标记数据时出错。C 错误：pandas python 内存不足，大文件 csv

Question

提问by Amal Kostali Targhi

I have a large csv file of 3.5 go and I want to read it using pandas.

我有一个 3.5 go 的大型 csv 文件，我想使用 Pandas 读取它。

This is my code:

这是我的代码：

import pandas as pd
tp = pd.read_csv('train_2011_2012_2013.csv', sep=';', iterator=True, chunksize=20000000, low_memory = False)
df = pd.concat(tp, ignore_index=True)

I get this error:

我收到此错误：

pandas/parser.pyx in pandas.parser.TextReader.read (pandas/parser.c:8771)()

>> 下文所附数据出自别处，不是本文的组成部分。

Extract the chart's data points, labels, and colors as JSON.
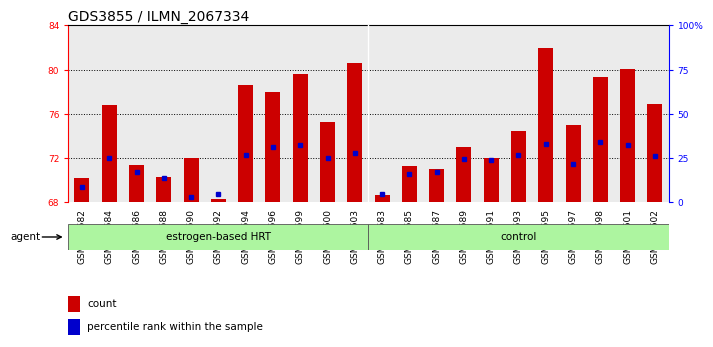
{
  "title": "GDS3855 / ILMN_2067334",
  "samples": [
    "GSM535582",
    "GSM535584",
    "GSM535586",
    "GSM535588",
    "GSM535590",
    "GSM535592",
    "GSM535594",
    "GSM535596",
    "GSM535599",
    "GSM535600",
    "GSM535603",
    "GSM535583",
    "GSM535585",
    "GSM535587",
    "GSM535589",
    "GSM535591",
    "GSM535593",
    "GSM535595",
    "GSM535597",
    "GSM535598",
    "GSM535601",
    "GSM535602"
  ],
  "bar_heights": [
    70.2,
    76.8,
    71.4,
    70.3,
    72.0,
    68.3,
    78.6,
    78.0,
    79.6,
    75.3,
    80.6,
    68.7,
    71.3,
    71.0,
    73.0,
    72.0,
    74.5,
    82.0,
    75.0,
    79.3,
    80.1,
    76.9
  ],
  "blue_markers": [
    69.4,
    72.0,
    70.8,
    70.2,
    68.5,
    68.8,
    72.3,
    73.0,
    73.2,
    72.0,
    72.5,
    68.8,
    70.6,
    70.8,
    71.9,
    71.8,
    72.3,
    73.3,
    71.5,
    73.5,
    73.2,
    72.2
  ],
  "group_labels": [
    "estrogen-based HRT",
    "control"
  ],
  "group_sizes": [
    11,
    11
  ],
  "bar_color": "#cc0000",
  "marker_color": "#0000cc",
  "ylim_left": [
    68,
    84
  ],
  "yticks_left": [
    68,
    72,
    76,
    80,
    84
  ],
  "ylim_right": [
    0,
    100
  ],
  "yticks_right": [
    0,
    25,
    50,
    75,
    100
  ],
  "ylabel_right_labels": [
    "0",
    "25",
    "50",
    "75",
    "100%"
  ],
  "background_color": "#ffffff",
  "title_fontsize": 10,
  "tick_fontsize": 6.5,
  "agent_label": "agent",
  "legend_count_label": "count",
  "legend_pct_label": "percentile rank within the sample"
}
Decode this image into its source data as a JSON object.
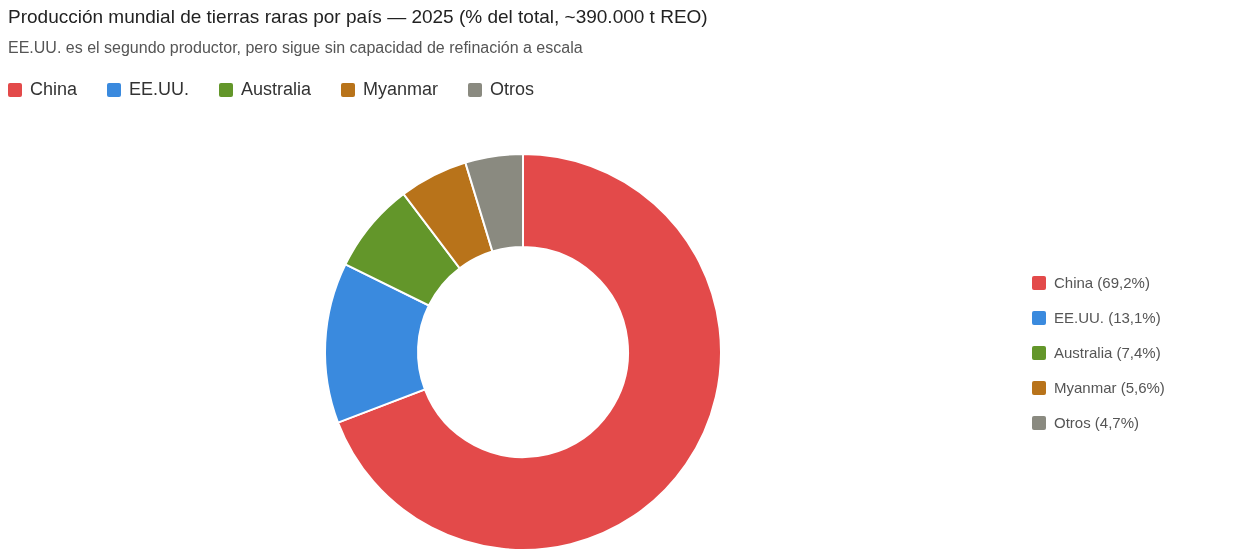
{
  "chart_data": {
    "type": "donut",
    "title": "Producción mundial de tierras raras por país — 2025 (% del total, ~390.000 t REO)",
    "subtitle": "EE.UU. es el segundo productor, pero sigue sin capacidad de refinación a escala",
    "categories": [
      "China",
      "EE.UU.",
      "Australia",
      "Myanmar",
      "Otros"
    ],
    "values": [
      69.2,
      13.1,
      7.4,
      5.6,
      4.7
    ],
    "value_labels": [
      "(69,2%)",
      "(13,1%)",
      "(7,4%)",
      "(5,6%)",
      "(4,7%)"
    ],
    "colors": [
      "#e34a4a",
      "#3a8ade",
      "#63962a",
      "#b8731a",
      "#8a8a80"
    ],
    "legend": "top"
  }
}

pandas/parser.pyx in pandas.parser.TextReader._read_rows (pandas/parser.c:9731)()

pandas/parser.pyx in pandas.parser.TextReader._tokenize_rows (pandas/parser.c:9602)()

pandas/parser.pyx in pandas.parser.raise_parser_error (pandas/parser.c:23325)()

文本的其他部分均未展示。